His primary areas of work involved physiological optics, physiology in regards to sense of smell and taste, studies of position and motion sensations and the physiology of the vocal organs, to name a few. He is best remembered for the development of ophthalmic instruments and aids—he built an adaptometer for measuring dark adaptation of the eyes, an anomaloscope for the study of color blindness, and introduced the so-called Nagelschen Farbtäfelchen (Nagel's color tablet) for the testing of color perception.

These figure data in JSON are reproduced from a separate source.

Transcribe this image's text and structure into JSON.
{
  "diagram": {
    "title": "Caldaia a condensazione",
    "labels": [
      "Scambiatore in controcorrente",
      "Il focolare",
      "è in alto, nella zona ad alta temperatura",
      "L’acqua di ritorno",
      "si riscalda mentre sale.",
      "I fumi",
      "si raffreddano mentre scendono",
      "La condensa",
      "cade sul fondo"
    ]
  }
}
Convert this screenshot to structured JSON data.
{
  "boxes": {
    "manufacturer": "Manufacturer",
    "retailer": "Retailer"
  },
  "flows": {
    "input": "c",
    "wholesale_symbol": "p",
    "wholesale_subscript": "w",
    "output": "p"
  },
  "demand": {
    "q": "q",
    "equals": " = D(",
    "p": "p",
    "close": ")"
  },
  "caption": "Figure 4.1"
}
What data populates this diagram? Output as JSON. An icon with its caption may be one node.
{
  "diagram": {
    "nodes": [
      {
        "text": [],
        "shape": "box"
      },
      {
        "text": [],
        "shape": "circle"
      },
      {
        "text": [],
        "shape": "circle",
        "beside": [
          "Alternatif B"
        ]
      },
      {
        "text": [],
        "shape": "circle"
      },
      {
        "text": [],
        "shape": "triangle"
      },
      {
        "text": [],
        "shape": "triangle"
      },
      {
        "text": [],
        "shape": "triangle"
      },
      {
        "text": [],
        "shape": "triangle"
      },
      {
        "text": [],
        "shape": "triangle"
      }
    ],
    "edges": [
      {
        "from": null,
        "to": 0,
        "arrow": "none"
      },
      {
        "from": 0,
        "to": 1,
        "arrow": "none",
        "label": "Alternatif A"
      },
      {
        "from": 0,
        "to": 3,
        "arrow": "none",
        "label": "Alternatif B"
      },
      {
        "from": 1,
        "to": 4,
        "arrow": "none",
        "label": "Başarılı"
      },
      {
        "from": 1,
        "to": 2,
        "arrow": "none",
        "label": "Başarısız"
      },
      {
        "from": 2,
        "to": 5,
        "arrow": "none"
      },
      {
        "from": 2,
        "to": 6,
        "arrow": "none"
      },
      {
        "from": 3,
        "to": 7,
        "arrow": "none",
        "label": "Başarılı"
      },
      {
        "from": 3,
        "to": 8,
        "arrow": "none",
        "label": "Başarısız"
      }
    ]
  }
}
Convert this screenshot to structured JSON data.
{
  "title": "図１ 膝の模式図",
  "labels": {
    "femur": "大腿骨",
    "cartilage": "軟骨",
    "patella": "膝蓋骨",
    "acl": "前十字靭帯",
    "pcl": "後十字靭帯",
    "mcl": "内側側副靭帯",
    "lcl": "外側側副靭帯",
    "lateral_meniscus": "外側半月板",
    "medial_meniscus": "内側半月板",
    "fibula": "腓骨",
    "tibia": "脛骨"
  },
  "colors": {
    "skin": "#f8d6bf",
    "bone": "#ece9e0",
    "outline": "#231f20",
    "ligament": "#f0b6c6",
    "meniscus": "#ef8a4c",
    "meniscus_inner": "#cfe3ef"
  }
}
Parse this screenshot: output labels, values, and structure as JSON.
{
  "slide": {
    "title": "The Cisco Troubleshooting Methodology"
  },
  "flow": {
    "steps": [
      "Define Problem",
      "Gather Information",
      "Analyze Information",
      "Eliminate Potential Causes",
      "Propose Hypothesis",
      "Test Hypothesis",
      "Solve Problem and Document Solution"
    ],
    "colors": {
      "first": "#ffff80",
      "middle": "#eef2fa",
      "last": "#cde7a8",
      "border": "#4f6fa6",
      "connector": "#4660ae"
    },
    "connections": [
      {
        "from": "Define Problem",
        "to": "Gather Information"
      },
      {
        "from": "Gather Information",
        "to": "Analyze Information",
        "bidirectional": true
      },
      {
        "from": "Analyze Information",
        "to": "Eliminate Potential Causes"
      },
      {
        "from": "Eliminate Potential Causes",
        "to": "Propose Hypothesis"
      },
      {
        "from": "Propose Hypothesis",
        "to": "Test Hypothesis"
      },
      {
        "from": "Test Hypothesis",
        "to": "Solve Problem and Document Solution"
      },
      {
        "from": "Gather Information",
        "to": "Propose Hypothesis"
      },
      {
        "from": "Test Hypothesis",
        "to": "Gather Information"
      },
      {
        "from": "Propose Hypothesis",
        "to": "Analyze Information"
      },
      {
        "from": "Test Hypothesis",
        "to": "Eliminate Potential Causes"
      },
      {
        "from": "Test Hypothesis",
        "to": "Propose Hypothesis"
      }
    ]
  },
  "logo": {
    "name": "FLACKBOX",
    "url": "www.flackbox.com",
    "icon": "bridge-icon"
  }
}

With Hermann Ebbinghaus, he was co-editor of the journal Zeitschrift für psychologie und physiologie der sinnesorgane.

He died in Rostock.

== Associated eponym ==
- Nagel's test: a test for color vision in which the observer determines the relative amounts of red and green in order to match spectral yellow.

== Published works ==
He was the author of the popular Handbuch der Physiologie des Menschen (Handbook of Human Physiology), published in five volumes from 1904 to 1910. The following are a few of his many writings involving physiology of the senses:

- Die niederen Sinne der Insekten (The Lower Senses of Insects), 1892.
- Tafeln zur Diagnose der Farbenblindheit (Table for Diagnosis of Color Blindness), 1898.
- Die Lage-, Bewegungs- und Widerstandsempfindungen (Position, Movement and Resistance Sensations), 1904.
- Allgemeine Einleitung zur Physiologie der Sinne (General Introduction to Sensory Physiology), 1904.
- Methoden zur erforschung des licht- und farbensinns (Methods for the Exploration of Light and Color Perception), 1908.